No obstante, este es el segundo engaño del baile, ya que a pesar de lo estructurado que puede llegar a ser —sobre todo en las academias: cuatro bases diagonales + cuatro vueltas completas + un par de vueltas de vaivén + cuatro diagonales + cuatro bases adelante y atrás + cuatro laterales y reciclo…—, el baile sí ha surgido en nuestra cultura con la naturalidad de las curvas de un riachuelo. Un día estuve observando a una niña de cuatro o cinco años que hacía fila con su madre en el banco. La pequeña, bastante inquieta, y quizá aburrida por la fila, comenzó a bailar, moviendo la cintura; después corrió a tamborilear en la pared; volvió a la fila y retomó su movimiento de cintura; luego repitió todo varias veces. Cintura + corrida + tambor; cintura + corrida + tambor; cintura + corrida + tambor… Y me di cuenta de que los intervalos de cada cosa eran casi perfectamente regulares, como si la niña tuviera un pequeño metrónomo natural o una música interna para guiarse. Viéndolo así, no sería tanta la distancia entre ese cintura + corrida + tambor, y el cuatro bases diagonales + cuatro vueltas completas + un par de vueltas de vaivén, etc., etc., etc., de la clase de baile en el segundo piso del viejo edificio.

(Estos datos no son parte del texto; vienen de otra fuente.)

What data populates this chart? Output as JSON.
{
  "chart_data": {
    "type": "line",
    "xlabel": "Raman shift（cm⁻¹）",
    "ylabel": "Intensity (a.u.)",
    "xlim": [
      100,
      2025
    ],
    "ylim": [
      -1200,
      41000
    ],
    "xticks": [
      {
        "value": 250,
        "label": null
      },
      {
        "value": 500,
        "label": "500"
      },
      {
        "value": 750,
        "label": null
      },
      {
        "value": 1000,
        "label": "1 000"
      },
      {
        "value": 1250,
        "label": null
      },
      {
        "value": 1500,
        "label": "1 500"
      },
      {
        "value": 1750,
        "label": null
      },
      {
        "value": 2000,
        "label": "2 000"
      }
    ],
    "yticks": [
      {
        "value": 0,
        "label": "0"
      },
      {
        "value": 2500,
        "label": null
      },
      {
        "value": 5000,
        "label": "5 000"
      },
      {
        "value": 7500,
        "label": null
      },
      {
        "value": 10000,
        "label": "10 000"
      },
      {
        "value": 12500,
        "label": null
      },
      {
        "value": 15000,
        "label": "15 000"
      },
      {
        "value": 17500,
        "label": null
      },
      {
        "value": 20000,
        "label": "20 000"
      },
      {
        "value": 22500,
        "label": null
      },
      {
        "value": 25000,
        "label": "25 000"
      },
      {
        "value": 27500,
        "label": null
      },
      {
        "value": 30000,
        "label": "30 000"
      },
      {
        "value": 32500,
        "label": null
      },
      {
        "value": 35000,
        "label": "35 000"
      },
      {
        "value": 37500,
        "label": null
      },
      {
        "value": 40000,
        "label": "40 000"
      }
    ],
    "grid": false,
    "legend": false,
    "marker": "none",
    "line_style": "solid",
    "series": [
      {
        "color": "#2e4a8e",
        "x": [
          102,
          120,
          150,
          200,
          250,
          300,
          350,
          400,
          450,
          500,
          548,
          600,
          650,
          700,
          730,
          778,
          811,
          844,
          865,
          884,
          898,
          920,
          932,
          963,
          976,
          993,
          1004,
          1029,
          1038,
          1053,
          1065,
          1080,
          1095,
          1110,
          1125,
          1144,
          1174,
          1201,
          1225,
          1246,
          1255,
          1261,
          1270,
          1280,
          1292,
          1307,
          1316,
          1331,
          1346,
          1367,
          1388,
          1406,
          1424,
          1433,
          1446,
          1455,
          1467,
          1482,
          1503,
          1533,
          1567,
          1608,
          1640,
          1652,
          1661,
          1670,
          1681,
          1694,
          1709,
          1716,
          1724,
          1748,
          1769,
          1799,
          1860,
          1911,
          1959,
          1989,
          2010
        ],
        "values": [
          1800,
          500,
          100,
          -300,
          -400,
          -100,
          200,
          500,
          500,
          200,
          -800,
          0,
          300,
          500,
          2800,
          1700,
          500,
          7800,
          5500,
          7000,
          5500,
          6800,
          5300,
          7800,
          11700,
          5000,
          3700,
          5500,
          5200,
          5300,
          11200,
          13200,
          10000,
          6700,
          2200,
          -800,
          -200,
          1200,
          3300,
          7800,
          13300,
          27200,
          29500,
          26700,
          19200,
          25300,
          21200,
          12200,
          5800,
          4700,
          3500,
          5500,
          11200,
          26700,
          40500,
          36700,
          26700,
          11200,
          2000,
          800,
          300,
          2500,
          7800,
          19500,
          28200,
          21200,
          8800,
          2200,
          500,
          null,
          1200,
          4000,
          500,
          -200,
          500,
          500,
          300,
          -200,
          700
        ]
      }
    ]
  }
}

Se engaña tanto el que pretende hacer baile sin saber los pasos, creyendo que a fuerza de feeling y sensualidad bastará, como el que piensa que teniendo el dominio de los pasos ha sacado la faena. El feeling y la sensualidad no tienen nada de esquemático, no son estructurales, y el baile no es un algoritmo, no es lenguaje de programación, ni es un software. Simplemente se trata de un juego natural de movimientos, una poesía de frases corporales, un ramillete de señales, una sinfonía de gestos.